The benefit of the doubt continues to be given to the cyclical trade, which also continues to be confirmed by the continuing sell-off in the Treasury bond market with the 10-year Treasury bond yield now at 1.72%, the highest level since January 2020.
US 10-year Treasury Bond Yield
Meanwhile, with global Covid cases having declined significantly from the peak amid the ongoing vaccine rollout, the biggest risk to that trade remains the efficacy of vaccines against new variants.
The 7-day average daily new Covid case count globally has declined by 37% from the peak of 739,564 reached on 11 January to 465,025. While the 7-day average daily Covid death count globally is down 39% from the peak reached in late January.

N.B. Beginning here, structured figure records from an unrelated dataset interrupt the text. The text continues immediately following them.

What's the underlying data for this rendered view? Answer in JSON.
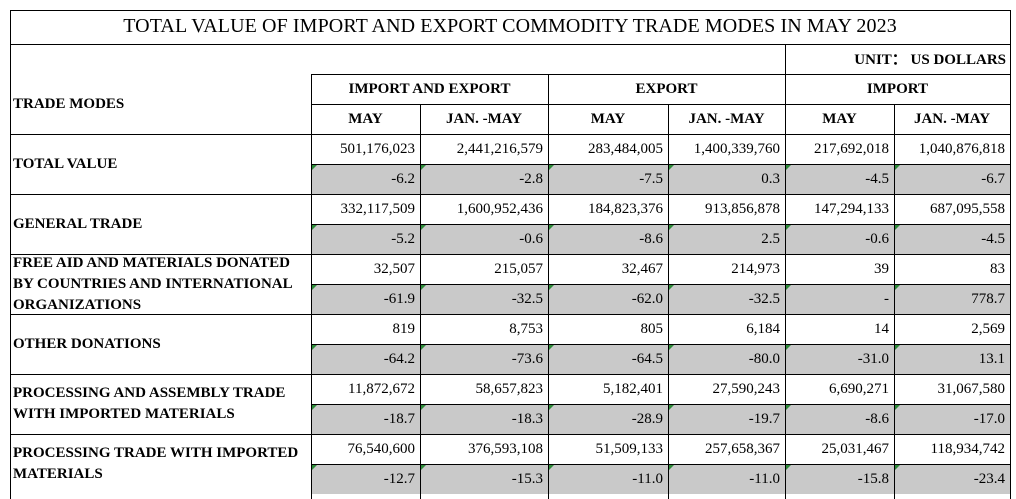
{
  "title": "TOTAL VALUE OF IMPORT AND EXPORT COMMODITY TRADE MODES IN MAY 2023",
  "unit": "UNIT： US DOLLARS",
  "header": {
    "trade_modes": "TRADE MODES",
    "groups": [
      "IMPORT AND EXPORT",
      "EXPORT",
      "IMPORT"
    ],
    "sub": [
      "MAY",
      "JAN. -MAY",
      "MAY",
      "JAN. -MAY",
      "MAY",
      "JAN. -MAY"
    ]
  },
  "rows": [
    {
      "mode": "TOTAL VALUE",
      "values": [
        "501,176,023",
        "2,441,216,579",
        "283,484,005",
        "1,400,339,760",
        "217,692,018",
        "1,040,876,818"
      ],
      "changes": [
        "-6.2",
        "-2.8",
        "-7.5",
        "0.3",
        "-4.5",
        "-6.7"
      ]
    },
    {
      "mode": "GENERAL TRADE",
      "values": [
        "332,117,509",
        "1,600,952,436",
        "184,823,376",
        "913,856,878",
        "147,294,133",
        "687,095,558"
      ],
      "changes": [
        "-5.2",
        "-0.6",
        "-8.6",
        "2.5",
        "-0.6",
        "-4.5"
      ]
    },
    {
      "mode": "FREE AID AND MATERIALS DONATED BY COUNTRIES AND INTERNATIONAL ORGANIZATIONS",
      "values": [
        "32,507",
        "215,057",
        "32,467",
        "214,973",
        "39",
        "83"
      ],
      "changes": [
        "-61.9",
        "-32.5",
        "-62.0",
        "-32.5",
        "-",
        "778.7"
      ]
    },
    {
      "mode": "OTHER DONATIONS",
      "values": [
        "819",
        "8,753",
        "805",
        "6,184",
        "14",
        "2,569"
      ],
      "changes": [
        "-64.2",
        "-73.6",
        "-64.5",
        "-80.0",
        "-31.0",
        "13.1"
      ]
    },
    {
      "mode": "PROCESSING AND ASSEMBLY TRADE WITH IMPORTED MATERIALS",
      "values": [
        "11,872,672",
        "58,657,823",
        "5,182,401",
        "27,590,243",
        "6,690,271",
        "31,067,580"
      ],
      "changes": [
        "-18.7",
        "-18.3",
        "-28.9",
        "-19.7",
        "-8.6",
        "-17.0"
      ]
    },
    {
      "mode": "PROCESSING TRADE WITH IMPORTED MATERIALS",
      "values": [
        "76,540,600",
        "376,593,108",
        "51,509,133",
        "257,658,367",
        "25,031,467",
        "118,934,742"
      ],
      "changes": [
        "-12.7",
        "-15.3",
        "-11.0",
        "-11.0",
        "-15.8",
        "-23.4"
      ]
    }
  ],
  "colors": {
    "change_row_fill": "#c9c9c9",
    "cell_marker": "#2e8b3a",
    "grid": "#000000"
  }
}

World 7-day Average Daily New Covid Cases and Deaths
Dovish Fed Comments Keeping the Market Happy…For Now
In the context of the continuing yield curve steepening, the US stock market has been relieved to hear this week continuing doveish noises coming out of the Federal Reserve.
This is in the face of economists in recent months competing to upgrade their forecasts for 2021 US real GDP growth.
Consensus forecasts for US 4Q21 real GDP growth have already been upgraded from 3.5% YoY in December to 6% YoY with more upgrades on the way.
The Fed has itself got in on this act raising its 4Q21 real GDP forecast on Wednesday from 4.2% YoY in December to 6.5% YoY.
Reasons for the upgrades cited have been growing expectations of speedy implementation of the Biden administration’s US$1.9tn Covid relief stimulus, as well as very strong US retail sales data in January even though it weakened somewhat in February due to inclement weather.
US retail sales rose by 7.6% MoM and 9.5% YoY in January with so-called “control group” sales, which exclude food services, gas stations, auto dealers and building materials, surging by 8.7% MoM and 14.1% YoY.
US Retail Sales
This is the sub-set of retail sales that feeds directly into the GDP and personal consumption data.
Indeed the US Treasury Department reported last week that the first tranche of about 90m stimulus cheques have already been disbursed as of 17 March.
The strong retail sales data has served as a reminder of the pent up demand potential coming out of the pandemic which, as already noted, will only be further stimulated by the additional US$1,400 stimulus cheques now being sent in tranches to American households as part of the US$1.9tn Covid relief stimulus signed into law by Joe Biden on 11 March.
The US household savings rate was already at an elevated 20.5% in January, based on the latest data, thanks to lockdowns and increased transfer payments.
US Personal Savings as % of Disposable Income
Despite all of the above, the Fed is for now sticking with its mantra that the near-term pickup in inflationary pressures will prove to be transitory.
That said if Fed Chairman Jerome Powell is looking for an excuse to engage in another pivot, which at present he clearly is not, the Biden administration’s US$1.9tn fiscal package, on top of the anticipated up to US$2tn infrastructure package later in the year, gives him a seemingly plausible way out.
For he can argue that fiscal policy is now doing the “heavy lifting”.
Still there is, for now, no sign of a change in language or approach from Powell.
Rather the current US policy regime, labelled by one wag as the Jay and Janet show, remains super easy in terms of both monetary and fiscal policy.
In this respect, it is not necessary to be a hardline monetarist to be astonished by Powell’s statement to Congress last month that “the growth of M2 … doesn’t really have important implications for the economic outlook”.
This is a statement he may well come to regret.
Remember that US M2 growth surged to 25.8% YoY in January, the highest YoY growth rate since the data series began in 1959.
February data is due to be released on Tuesday. Back in the late 1970s/early 1980s, markets and the Fed obsessed about money supply data.
Now economists do not even have forecasts for money supply growth. Nor does the Fed.
US M2 growth
Consensus Believes No Taper Until Early 2023
Maybe it will work out that way.
Still, the real issue for this writer is less the economic data than the market action, most particularly in terms of Treasury bond yields and market-driven inflation expectations.
For experience has long since demonstrated that the Fed is moved by markets, and not the other way around.
This is why the more cyclical stocks rally, and the more the Treasury bond market sells off, the more pressure will build on the Fed to acknowledge the reality that policy is way too easy.
The other critical point, of course, remains whether the doves on the Fed will seek to short circuit this process by pegging bond yields via yield curve control.